A tokenização de ativos financeiros está remodelando a infraestrutura do mercado global, prometendo mais eficiência, transparência e velocidade. No entanto, o Fundo Monetário Internacional (FMI) adota um tom cauteloso ao avaliar seus impactos. A inovação avança mais rápido que a regulação. Em relatório recente, a instituição afirma que os efeitos sobre a estabilidade financeira ainda são incertos.
Segundo o FMI, a principal vantagem da tokenização está na redução de fricções operacionais, especialmente por meio da liquidação instantânea e da automação via contratos inteligentes. Processos que levavam dias podem ocorrer em segundos. Ao mesmo tempo, essa velocidade pode amplificar riscos, reduzindo a capacidade de reação em momentos de crise.
“O efeito líquido da tokenização sobre a estabilidade financeira é incerto.”

O mercado já mostra sinais concretos de crescimento. Atualmente, mais de US$ 27,6 bilhões em ativos do mundo real estão tokenizados em redes blockchain, excluindo stablecoins, segundo dados da RWA.xyz. Projeções variam significativamente: enquanto a BOSTON CONSULTING GROUP estimou um mercado de até US$ 16 trilhões até 2030, a MCKINSEY adota uma visão mais conservadora, prevendo cerca de US$ 2 trilhões. O potencial é enorme, mas ainda incerto.
A tokenização permite transformar ativos tradicionais, como títulos públicos, ações e imóveis, em representações digitais negociáveis em blockchain. Isso altera profundamente a forma como esses ativos são emitidos, negociados e liquidados.
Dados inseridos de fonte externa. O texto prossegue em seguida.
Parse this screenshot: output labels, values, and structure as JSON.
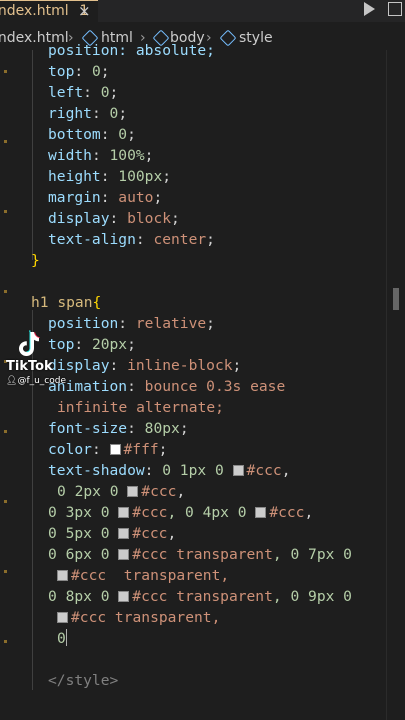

O sistema financeiro passa por uma reengenharia silenciosa. No entanto, o FMI alerta que os riscos não desaparecem, apenas mudam de lugar, migrando dos bancos para códigos e infraestruturas descentralizadas.
Um dos principais pontos de atenção é a velocidade dos eventos de estresse. Em mercados tokenizados, crises podem se espalhar mais rapidamente do que nos sistemas tradicionais. Choques podem se propagar em tempo real. Isso reduz o espaço para intervenções humanas ou institucionais, aumentando a complexidade da gestão de crises.
Outro aspecto relevante envolve economias emergentes. A tokenização pode facilitar pagamentos internacionais e ampliar o acesso a serviços financeiros, promovendo inclusão. A tecnologia pode democratizar o acesso ao sistema financeiro. Por outro lado, o FMI alerta para riscos como fuga de capitais, substituição de moedas locais e perda de controle monetário.
O avanço da tokenização tem sido impulsionado por grandes nomes de Wall Street. Larry Fink, CEO da BLACKROCK, é um dos principais defensores da digitalização de ativos, incluindo títulos públicos e fundos. O interesse institucional acelera a transformação. Plataformas como a SECURITIZE já concentram bilhões em valor tokenizado, liderando esse novo segmento.

Outros players relevantes incluem TETHER GOLD e ONDO FINANCE, que também operam volumes expressivos. Paralelamente, a INTERCONTINENTAL EXCHANGE, controladora da Bolsa de Nova York, anunciou planos para lançar uma plataforma de negociação tokenizada com liquidação instantânea e operação contínua. O mercado tradicional está migrando para o modelo digital.
Apesar do avanço, desafios jurídicos ainda representam um obstáculo significativo. A ausência de clareza sobre propriedade e liquidação pode limitar o crescimento do setor. Sem segurança jurídica, a inovação perde força. O FMI alerta que, sem padronização, o mercado pode se fragmentar e permanecer periférico.
A indústria já busca soluções para esse problema. Um exemplo é o padrão ERC-3643, desenvolvido no ecossistema ETHEREUM, que permite controlar quem pode acessar determinados ativos tokenizados. Conformidade regulatória começa a ser incorporada ao código. Iniciativas como a da COINBASE, que lançou ativos tokenizados com verificação de identidade, mostram esse movimento.
No fim, a tokenização representa uma das mudanças mais profundas na história recente das finanças. Seus benefícios são claros, mas os riscos ainda estão sendo mapeados. O futuro financeiro será digital, mas não necessariamente estável.